Challenges, Deviations, and Further Research

While the Matching Law provides an excellent first-order approximation of choice behavior, it is not universally predictive, and researchers have dedicated significant effort to understanding the circumstances under which deviations occur. The two primary deviations observed, as mentioned previously, are undermatching and bias. Undermatching, where the sensitivity parameter ($a$) is less than 1, is the most common deviation in standard concurrent VI VI schedules. Hypotheses for undermatching often center on imperfect experimental control, particularly the effectiveness of the Changeover Delay (COD). If the COD is insufficient, the slight reinforcement advantage gained by switching may dilute the true difference in the reinforcement schedules, resulting in a more equal distribution of responses than predicted.
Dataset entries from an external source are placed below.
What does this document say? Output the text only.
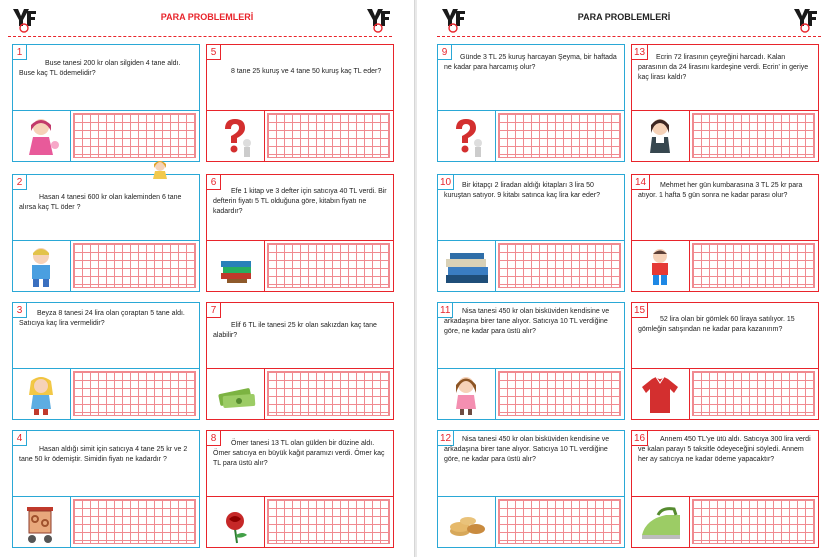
PARA PROBLEMLERİ
1
Buse tanesi 200 kr olan silgiden 4 tane aldı. Buse kaç TL ödemelidir?
5
8 tane 25 kuruş ve 4 tane 50 kuruş kaç TL eder?
2
Hasan 4 tanesi 600 kr olan kaleminden 6 tane alırsa kaç TL öder ?
6
Efe 1 kitap ve 3 defter için satıcıya 40 TL verdi. Bir defterin fiyatı 5 TL olduğuna göre, kitabın fiyatı ne kadardır?
3	Beyza 8 tanesi 24 lira olan çoraptan 5 tane aldı. Satıcıya kaç lira vermelidir?
7
Elif 6 TL ile tanesi 25 kr olan sakızdan kaç tane alabilir?
4
Hasan aldığı simit için satıcıya 4 tane 25 kr ve 2 tane 50 kr ödemiştir. Simidin fiyatı ne kadardır ?
8	Ömer tanesi 13 TL olan gülden bir düzine aldı. Ömer satıcıya en büyük kağıt paramızı verdi. Ömer kaç TL para üstü alır?
PARA PROBLEMLERİ
9	Günde 3 TL 25 kuruş harcayan Şeyma, bir haftada ne kadar para harcamış olur?
13	Ecrin 72 lirasının çeyreğini harcadı. Kalan parasının da 24 lirasını kardeşine verdi. Ecrin' in geriye kaç lirası kaldı?
10	Bir kitapçı 2 liradan aldığı kitapları 3 lira 50 kuruştan satıyor. 9 kitabı satınca kaç lira kar eder?
14	Mehmet her gün kumbarasına 3 TL 25 kr para atıyor. 1 hafta 5 gün sonra ne kadar parası olur?
11	Nisa tanesi 450 kr olan bisküviden kendisine ve arkadaşına birer tane alıyor. Satıcıya 10 TL verdiğine göre, ne kadar para üstü alır?
15
52 lira olan bir gömlek 60 liraya satılıyor. 15 gömleğin satışından ne kadar para kazanırım?
12	Nisa tanesi 450 kr olan bisküviden kendisine ve arkadaşına birer tane alıyor. Satıcıya 10 TL verdiğine göre, ne kadar para üstü alır?
16	Annem 450 TL'ye ütü aldı. Satıcıya 300 lira verdi ve kalan parayı 5 taksitle ödeyeceğini söyledi. Annem her ay satıcıya ne kadar ödeme yapacaktır?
Bias ($c$ not equal to 1) occurs when the organism exhibits a consistent, disproportionate preference for one option regardless of the reinforcement schedule ratios. Sources of bias can be external or internal. External bias includes subtle physical differences in the experimental setup, such as one response key requiring slightly less effort or being closer to the food dispenser. Internal bias relates to the organism’s innate or learned preferences, such as a natural tendency to favor the left response key over the right response key. Identifying and quantifying bias is critical because it highlights factors other than objective reinforcement rate that influence choice, providing valuable insights into motivational variables that might be overlooked in simpler experimental designs.

Future research continues to extend the concurrent schedule paradigm to increasingly complex scenarios, such as three- or four-alternative concurrent schedules, or schedules involving punishment components (concurrent reinforcement and punishment schedules). The development of advanced mathematical models, such as the Molecular Matching Law (which focuses on moment-to-moment decisions rather than overall response rates) and models incorporating temporal discounting, seeks to refine the predictive power of the framework. Ultimately, the concurrent schedule of reinforcement remains the gold standard for studying choice in psychology, serving as a powerful, flexible, and essential tool for uncovering the fundamental laws by which organisms allocate their behavior in environments of simultaneous alternatives.